Les responsables de la direction générale de la sécurité civile (DGSC) et de l’Agence nationale de l’aviation civile et de la météorologie (ANACM) se sont réunis hier dans le cadre du Forum national sur les perspectives climatiques saisonnières, afin de faire le point sur l’évolution de la pluviométrie et les prévisions climatiques pour l’année 2026.
Les analyses présentées indiquent une température globalement supérieure à la moyenne sur l’ensemble du territoire national, ainsi qu’une saison cyclonique 2025–2026 plus active que la normale dans l’océan Indien. Selon les experts, entre zéro et deux phénomènes cycloniques pourraient affecter la région, bien que ces prévisions restent entourées d’incertitudes. Intervenant lors du forum, Abida Abdallah, chargée de la prévention saisonnière, a annoncé que les précipitations seront supérieures à la moyenne à Ngazidja, inférieures à Mohéli et faibles à Anjouan pour la période allant de janvier à mars. Elle a également confirmé que les températures resteront au-dessus des normales saisonnières sur l’ensemble des îles.
De son côté, Saniya Ahmed Sidi, prévisionniste à l’ANACM, a évoqué la probabilité de 0 à 2 phénomènes cycloniques, tout en précisant que « rien n’est encore certain ». Elle a par ailleurs souligné que la position géographique de Madagascar joue un rôle protecteur pour l’archipel des Comores face aux trajectoires cycloniques. Les autorités ont ainsi appelé les populations à la vigilance et à la préparation, afin de limiter les risques liés aux éventuelles intempéries et événements climatiques extrêmes.

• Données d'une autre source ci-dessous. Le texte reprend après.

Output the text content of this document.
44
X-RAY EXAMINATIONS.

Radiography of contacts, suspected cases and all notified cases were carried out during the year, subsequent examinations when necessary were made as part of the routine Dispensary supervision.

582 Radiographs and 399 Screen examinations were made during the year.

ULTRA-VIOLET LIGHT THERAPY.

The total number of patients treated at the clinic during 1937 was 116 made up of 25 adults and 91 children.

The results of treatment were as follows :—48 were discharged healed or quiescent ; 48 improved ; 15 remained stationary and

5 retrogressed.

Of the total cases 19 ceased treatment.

Dans son allocution, Miroirdine K. Mabrouk, agro-météorologue à l’ANACM, a mis l’accent sur l’abondance attendue des pluies entre janvier et mars, période durant laquelle les précipitations devraient être supérieures à la moyenne à l’échelle nationale. Face à cette situation, il a recommandé aux agriculteurs de curer les caniveaux, de renforcer les actions de reboisement et de redoubler de vigilance contre les phytopathologies et les ravageurs des cultures. Il a également conseillé de privilégier les champs de plateau pour les cultures sensibles à l’excès d’eau, et les zones de bas-fond pour les cultures nécessitant une forte humidité. Ainsi, Taniya Saïd Sidi a rappelé que « la saison cyclonique 2025–2026 s’annonce plus active que la normale, avec une probabilité de 50 % d’une saison active. Les zones de formation les plus probables se situent à l’est du bassin, avec des trajectoires généralement orientées d’est en ouest ».